Inconvenient truths about Middle East
By Gary L. Broder
The continuing chaos in the Arab world should give us all a great deal of concern. It also should cause us to examine inconvenient truths about the Arab Middle East.
One would like to be hopeful, for example, about the possibility of real democracy in Egypt. However, in at least 4,000 years of Egyptian history, there has never been a democratic government there. Hosni Mubarak's dictatorship took over from Anwar Sadat's dictatorship, which took over from Abdul Nasser's dictatorship, which took over by military coup from a king. Was Mubarak really so different from a biblical pharaoh?
There is only one real democracy in the Middle East: Israel. All of the other countries are military or civilian dictatorships, kingdoms or principalities. Ironically, the country in the Middle East where Arabs enjoy the greatest freedom is Israel. One would like to say a reciprocal relationship exists for Jews who live in Arab lands. But although Jews lived for hundreds of years in countries like Algeria, Iraq, Syria and Yemen, they were forced out or fled.
The United States has only one real ally in the Middle East - Israel - and should start treating it as such. The Arab Middle East hates Israel, in part because of anti-Semitism, but also because Israel is seen by the Arab world as America's outpost in the Middle East. The very facts that make Israel America's only ally in the Middle East make the Arab world hate Israel and distrust the United States.
I would not dare predict what will happen in the Arab world. Obviously, once again, our CIA didn't do its job. But there are some conclusions to be drawn and lessons to be learned.
First, America is partly at fault for backing stability over democracy. This has been our foreign policy for most of the 20th century, not only in the Middle East but in most of the world. By the very choices we have made, we engage on a national level in the kind of immorality the Arab world accuses us of on a personal level.
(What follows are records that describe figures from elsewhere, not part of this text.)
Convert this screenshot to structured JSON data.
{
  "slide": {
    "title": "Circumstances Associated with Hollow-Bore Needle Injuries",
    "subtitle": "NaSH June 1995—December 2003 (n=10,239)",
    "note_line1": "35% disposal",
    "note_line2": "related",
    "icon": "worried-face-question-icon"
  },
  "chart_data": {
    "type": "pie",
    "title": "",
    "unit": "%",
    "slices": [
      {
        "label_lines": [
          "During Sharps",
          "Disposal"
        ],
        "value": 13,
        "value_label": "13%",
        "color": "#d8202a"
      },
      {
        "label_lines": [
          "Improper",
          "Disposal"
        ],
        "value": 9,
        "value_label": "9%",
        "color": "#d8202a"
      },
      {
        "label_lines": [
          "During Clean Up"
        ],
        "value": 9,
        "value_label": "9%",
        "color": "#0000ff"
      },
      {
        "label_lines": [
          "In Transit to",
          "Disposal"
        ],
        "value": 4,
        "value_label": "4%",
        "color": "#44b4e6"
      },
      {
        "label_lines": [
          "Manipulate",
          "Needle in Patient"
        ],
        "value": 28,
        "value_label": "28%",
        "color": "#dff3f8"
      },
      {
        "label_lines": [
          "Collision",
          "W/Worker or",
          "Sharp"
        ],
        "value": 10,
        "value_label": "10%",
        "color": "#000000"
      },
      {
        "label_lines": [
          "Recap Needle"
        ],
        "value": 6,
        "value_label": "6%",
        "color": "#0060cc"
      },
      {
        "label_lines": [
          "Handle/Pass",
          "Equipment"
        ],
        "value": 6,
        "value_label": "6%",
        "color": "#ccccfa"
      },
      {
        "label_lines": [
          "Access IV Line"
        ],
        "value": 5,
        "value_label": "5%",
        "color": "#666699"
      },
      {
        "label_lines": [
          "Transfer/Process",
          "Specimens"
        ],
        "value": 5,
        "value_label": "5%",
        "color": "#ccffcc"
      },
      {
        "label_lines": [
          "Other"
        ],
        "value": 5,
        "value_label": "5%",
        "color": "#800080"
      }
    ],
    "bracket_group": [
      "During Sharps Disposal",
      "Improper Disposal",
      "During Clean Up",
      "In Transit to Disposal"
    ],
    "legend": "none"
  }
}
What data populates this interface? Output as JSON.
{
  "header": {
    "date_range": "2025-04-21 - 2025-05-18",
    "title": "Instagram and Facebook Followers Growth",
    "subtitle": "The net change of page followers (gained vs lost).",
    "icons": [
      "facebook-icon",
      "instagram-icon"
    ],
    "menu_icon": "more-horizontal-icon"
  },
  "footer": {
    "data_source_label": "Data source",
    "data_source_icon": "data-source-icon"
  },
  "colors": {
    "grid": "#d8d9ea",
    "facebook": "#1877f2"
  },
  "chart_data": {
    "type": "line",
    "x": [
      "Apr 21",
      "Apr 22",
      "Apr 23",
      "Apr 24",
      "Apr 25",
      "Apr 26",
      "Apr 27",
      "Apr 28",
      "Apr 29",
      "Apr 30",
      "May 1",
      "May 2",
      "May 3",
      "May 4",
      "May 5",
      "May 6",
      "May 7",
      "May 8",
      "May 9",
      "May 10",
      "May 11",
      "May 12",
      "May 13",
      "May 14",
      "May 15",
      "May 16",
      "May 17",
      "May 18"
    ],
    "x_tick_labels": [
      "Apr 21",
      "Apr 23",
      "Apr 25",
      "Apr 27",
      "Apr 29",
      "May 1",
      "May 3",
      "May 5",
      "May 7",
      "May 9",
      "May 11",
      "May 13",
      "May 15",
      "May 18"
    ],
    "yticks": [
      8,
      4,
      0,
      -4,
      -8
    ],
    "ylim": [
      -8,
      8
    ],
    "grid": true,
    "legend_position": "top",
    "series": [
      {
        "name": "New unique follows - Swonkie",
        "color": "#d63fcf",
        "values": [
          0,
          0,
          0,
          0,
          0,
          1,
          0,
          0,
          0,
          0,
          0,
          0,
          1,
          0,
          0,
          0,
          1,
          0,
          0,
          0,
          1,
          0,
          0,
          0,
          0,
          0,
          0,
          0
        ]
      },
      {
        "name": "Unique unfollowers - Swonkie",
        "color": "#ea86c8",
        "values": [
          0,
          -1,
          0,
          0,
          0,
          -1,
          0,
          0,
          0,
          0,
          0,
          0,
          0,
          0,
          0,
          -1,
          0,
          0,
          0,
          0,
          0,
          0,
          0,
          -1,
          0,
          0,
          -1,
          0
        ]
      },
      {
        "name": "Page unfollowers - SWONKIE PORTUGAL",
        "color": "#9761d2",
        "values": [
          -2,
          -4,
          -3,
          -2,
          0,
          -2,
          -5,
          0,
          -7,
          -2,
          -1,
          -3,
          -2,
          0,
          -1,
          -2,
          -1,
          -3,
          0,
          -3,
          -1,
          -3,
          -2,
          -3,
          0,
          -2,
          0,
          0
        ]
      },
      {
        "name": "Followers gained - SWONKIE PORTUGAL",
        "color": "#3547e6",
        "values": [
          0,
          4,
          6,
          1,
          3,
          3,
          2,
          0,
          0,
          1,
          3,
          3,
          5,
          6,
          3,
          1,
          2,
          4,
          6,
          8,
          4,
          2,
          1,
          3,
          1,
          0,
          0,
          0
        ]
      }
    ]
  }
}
Second, we have sold our souls for Arab oil for decades. When are we going to learn? We know what we need to do, and we have started to do it. We need to accelerate the pace: alternative fuels, greater energy efficiency, conservation, etc.
Third, cut back on most foreign aid, especially in the form of military armaments, to nondemocratic Arab countries. Put in real controls to prevent those countries' leaders from stealing it for themselves. Let wealthy Arab nations provide economic assistance to their poorer brethren. If the United States still thinks assisting these countries is in our national interest, dramatically increase the Peace Corps presence there, which will provide direct help to those who need it most.
Fourth, the media need to increase their coverage of foreign affairs, not just when there is a crisis. We could do this by cutting back on the incredible amount of junk we now broadcast as news and entertainment. Unfortunately, the media are cutting back on foreign coverage, not increasing it.
Fifth, Israel has a historical claim to the Land of Israel, as detailed in the Torah more than 3,300 years ago. It not only includes present-day Israel, Gaza and the West Bank, but also parts of Lebanon, Syria and Jordan. The Arabs who call themselves Palestinians can ask for anything they want, but that does not translate into historical entitlement.
America's failure to assess the situation in the Middle East correctly is based upon two misconceptions. The first is that appeasement of the Palestinians will stop their commitment to terrorism and the destruction of Israel. It will not. The second is that the other Arabs really care about the Palestinians. They do not. They are incapable of running their own countries. If they did care, they would have taken the Palestinians into their own countries and provided them with financial assistance, other than illicit military equipment.
Now is the time to insist on justice in the Middle East, but real justice based upon principles that only the United States and Israel currently share in common.
Gary L. Broder is a lawyer who lives in Waterbury.